Tsering: From My Hands to Yours

Tsering: From My Hands to Yours

I was born into silver and stone. In our family shop in Lhasa, jewelry was never just something you wore—it was something you carried. A protection, a blessing, a memory passed from one hand to another. I grew up watching my grandfather shape raw turquoise into talismans. My mother would chant softly as she strung beads, each knot tied with care and prayer. I learned that every piece had its own spirit, its own purpose. That’s what jewelry meant to me: a living connection.

We never needed blueprints. Our designs came from dreams, from stories, from the land. You could see the mountains in the shapes, the rivers in the flow of silver, the sky in the glint of coral. There was nothing artificial about it—only honesty and intention.

When Clara walked into our shop, I could see she was searching. Not for souvenirs, but for something else. She looked at our jewelry the way we look at omens. With awe, with hunger. She asked deep questions. She wanted to understand, not copy. That’s when I knew—we were meant to build something together.

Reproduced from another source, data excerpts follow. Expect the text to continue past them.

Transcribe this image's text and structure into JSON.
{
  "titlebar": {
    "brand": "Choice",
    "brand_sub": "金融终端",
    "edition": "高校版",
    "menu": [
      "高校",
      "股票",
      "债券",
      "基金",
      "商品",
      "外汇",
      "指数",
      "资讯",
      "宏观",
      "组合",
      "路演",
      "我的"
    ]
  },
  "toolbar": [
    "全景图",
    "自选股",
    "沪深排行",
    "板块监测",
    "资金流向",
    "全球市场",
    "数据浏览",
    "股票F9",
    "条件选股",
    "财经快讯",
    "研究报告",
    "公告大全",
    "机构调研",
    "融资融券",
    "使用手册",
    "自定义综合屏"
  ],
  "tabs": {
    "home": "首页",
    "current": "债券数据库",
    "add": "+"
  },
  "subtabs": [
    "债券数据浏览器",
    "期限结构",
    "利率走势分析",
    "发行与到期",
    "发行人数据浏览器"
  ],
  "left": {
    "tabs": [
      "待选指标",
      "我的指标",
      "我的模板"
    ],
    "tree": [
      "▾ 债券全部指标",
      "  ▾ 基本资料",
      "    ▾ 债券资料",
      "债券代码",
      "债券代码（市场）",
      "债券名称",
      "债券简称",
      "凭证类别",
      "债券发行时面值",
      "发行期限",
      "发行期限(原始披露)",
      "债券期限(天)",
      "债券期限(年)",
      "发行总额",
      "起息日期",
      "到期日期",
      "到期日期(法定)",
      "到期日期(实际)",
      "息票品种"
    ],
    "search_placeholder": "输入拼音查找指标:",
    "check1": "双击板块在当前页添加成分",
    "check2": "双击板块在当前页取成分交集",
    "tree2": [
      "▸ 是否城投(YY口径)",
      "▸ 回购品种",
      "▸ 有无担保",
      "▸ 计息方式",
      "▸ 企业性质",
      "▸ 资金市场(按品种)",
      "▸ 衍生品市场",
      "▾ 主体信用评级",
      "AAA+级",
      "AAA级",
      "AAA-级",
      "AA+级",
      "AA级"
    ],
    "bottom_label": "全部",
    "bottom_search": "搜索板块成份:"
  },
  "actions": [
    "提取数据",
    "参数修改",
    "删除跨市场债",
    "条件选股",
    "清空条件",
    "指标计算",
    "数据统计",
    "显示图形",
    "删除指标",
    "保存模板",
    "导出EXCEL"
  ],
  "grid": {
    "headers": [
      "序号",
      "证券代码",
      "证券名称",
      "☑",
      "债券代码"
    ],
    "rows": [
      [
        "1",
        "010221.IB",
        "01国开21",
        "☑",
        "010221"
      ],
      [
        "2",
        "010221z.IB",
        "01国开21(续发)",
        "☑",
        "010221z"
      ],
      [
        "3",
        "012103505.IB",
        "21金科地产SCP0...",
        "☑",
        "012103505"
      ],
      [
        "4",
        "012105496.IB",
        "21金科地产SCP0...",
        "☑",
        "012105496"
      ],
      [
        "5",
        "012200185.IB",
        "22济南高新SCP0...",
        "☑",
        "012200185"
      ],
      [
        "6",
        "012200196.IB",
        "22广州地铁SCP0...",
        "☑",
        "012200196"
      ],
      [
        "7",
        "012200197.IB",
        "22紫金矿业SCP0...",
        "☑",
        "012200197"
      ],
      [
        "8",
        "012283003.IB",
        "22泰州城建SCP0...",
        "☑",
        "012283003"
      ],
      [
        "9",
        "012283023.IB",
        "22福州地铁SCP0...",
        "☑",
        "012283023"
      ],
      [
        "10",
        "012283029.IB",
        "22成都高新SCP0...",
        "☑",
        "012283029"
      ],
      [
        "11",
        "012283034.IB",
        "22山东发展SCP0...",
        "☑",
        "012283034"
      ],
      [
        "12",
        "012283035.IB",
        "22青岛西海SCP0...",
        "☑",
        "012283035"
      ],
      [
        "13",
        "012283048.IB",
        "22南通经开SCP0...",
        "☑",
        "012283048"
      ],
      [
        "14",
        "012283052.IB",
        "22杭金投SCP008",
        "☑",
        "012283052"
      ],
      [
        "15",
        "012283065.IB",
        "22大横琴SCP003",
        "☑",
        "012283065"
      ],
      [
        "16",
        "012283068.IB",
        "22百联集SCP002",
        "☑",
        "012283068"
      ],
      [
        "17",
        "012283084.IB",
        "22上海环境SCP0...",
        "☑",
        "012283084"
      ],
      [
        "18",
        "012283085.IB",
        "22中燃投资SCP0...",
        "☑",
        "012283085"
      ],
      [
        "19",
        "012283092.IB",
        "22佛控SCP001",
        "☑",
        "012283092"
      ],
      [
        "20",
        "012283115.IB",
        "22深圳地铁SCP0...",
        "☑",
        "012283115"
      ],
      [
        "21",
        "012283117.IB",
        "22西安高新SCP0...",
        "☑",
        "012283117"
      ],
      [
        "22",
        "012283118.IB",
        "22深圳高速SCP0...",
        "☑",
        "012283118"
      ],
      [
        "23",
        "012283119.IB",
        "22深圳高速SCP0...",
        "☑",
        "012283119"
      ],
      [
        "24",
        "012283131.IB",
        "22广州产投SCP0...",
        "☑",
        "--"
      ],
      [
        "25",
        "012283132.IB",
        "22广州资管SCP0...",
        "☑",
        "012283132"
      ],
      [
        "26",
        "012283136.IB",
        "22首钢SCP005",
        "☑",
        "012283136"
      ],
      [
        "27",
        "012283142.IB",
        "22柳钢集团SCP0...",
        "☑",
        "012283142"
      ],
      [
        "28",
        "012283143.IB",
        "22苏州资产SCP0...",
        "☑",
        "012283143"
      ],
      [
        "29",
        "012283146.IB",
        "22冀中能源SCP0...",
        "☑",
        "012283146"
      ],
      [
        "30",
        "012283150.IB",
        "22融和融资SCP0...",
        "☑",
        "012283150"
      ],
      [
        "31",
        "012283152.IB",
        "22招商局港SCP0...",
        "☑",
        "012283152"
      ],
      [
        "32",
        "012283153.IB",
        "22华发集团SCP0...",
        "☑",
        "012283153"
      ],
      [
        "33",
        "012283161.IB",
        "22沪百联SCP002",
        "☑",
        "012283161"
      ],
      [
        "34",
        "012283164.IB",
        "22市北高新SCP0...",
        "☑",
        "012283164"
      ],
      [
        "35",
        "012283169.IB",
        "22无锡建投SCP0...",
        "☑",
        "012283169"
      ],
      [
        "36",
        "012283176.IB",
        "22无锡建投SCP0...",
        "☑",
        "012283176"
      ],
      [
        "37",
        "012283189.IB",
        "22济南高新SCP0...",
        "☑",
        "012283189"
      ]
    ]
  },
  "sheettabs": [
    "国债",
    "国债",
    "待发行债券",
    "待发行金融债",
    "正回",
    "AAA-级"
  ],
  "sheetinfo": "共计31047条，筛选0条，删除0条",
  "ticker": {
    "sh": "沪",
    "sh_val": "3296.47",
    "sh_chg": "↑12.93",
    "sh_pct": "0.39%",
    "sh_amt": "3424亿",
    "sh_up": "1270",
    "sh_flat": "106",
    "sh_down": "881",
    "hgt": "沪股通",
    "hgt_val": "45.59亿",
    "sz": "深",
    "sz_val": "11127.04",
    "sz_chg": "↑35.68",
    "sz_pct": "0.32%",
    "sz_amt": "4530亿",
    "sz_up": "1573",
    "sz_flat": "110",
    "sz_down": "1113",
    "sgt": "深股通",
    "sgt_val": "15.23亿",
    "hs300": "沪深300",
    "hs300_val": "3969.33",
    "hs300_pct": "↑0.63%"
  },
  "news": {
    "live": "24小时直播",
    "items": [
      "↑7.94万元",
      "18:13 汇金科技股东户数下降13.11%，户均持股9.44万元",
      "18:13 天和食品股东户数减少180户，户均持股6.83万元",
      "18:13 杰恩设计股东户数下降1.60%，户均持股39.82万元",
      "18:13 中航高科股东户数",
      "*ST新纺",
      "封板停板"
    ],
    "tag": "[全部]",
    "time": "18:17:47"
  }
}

She brought with her a different world. One of angles, minimalism, design thinking. At first, it clashed with the way I worked. But soon, something powerful began to happen. Her sharp lines met my curves. Her vision fused with my history. We didn’t erase tradition—we evolved it. Together, we made jewelry that honors the old ways, but dares to speak in a bold, new voice.

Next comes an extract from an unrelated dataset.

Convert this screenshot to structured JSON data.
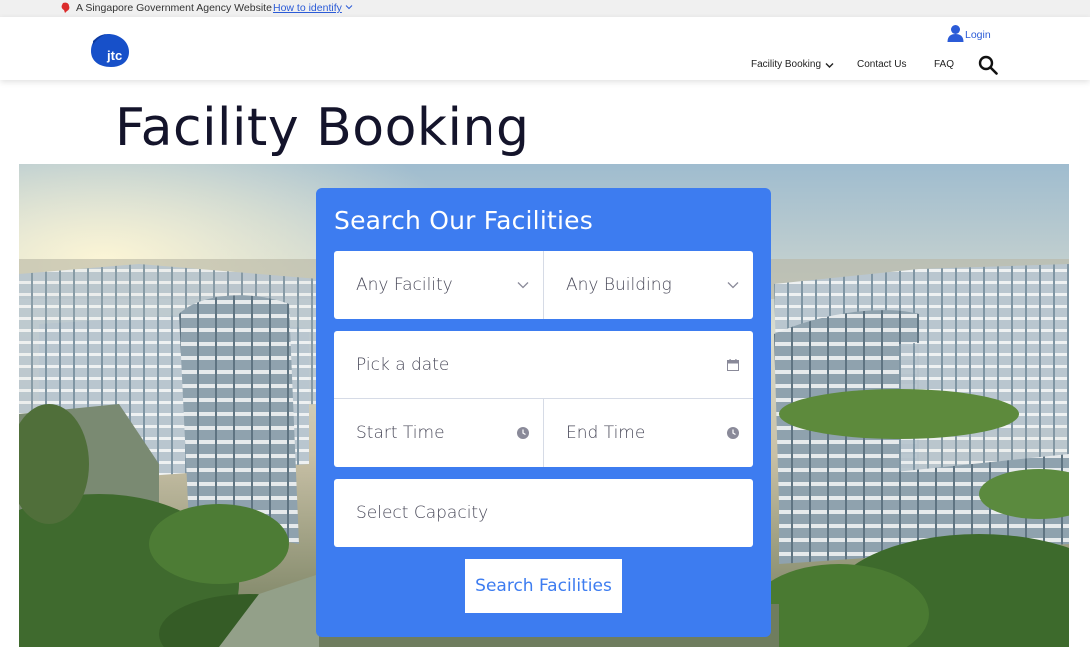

To me, Orientra is not just about fashion. It’s about protection. Expression. Memory. Healing. In Tibetan culture, we believe that objects can carry energy. That they can hold intention. That when you wear something made with care, it changes how you move through the world.

I hope that when you wear Orientra, you feel that. Not just the beauty, but the weight of meaning. The heartbeat of the hands that made it.

From my family to yours—thank you for making space in your life for our story.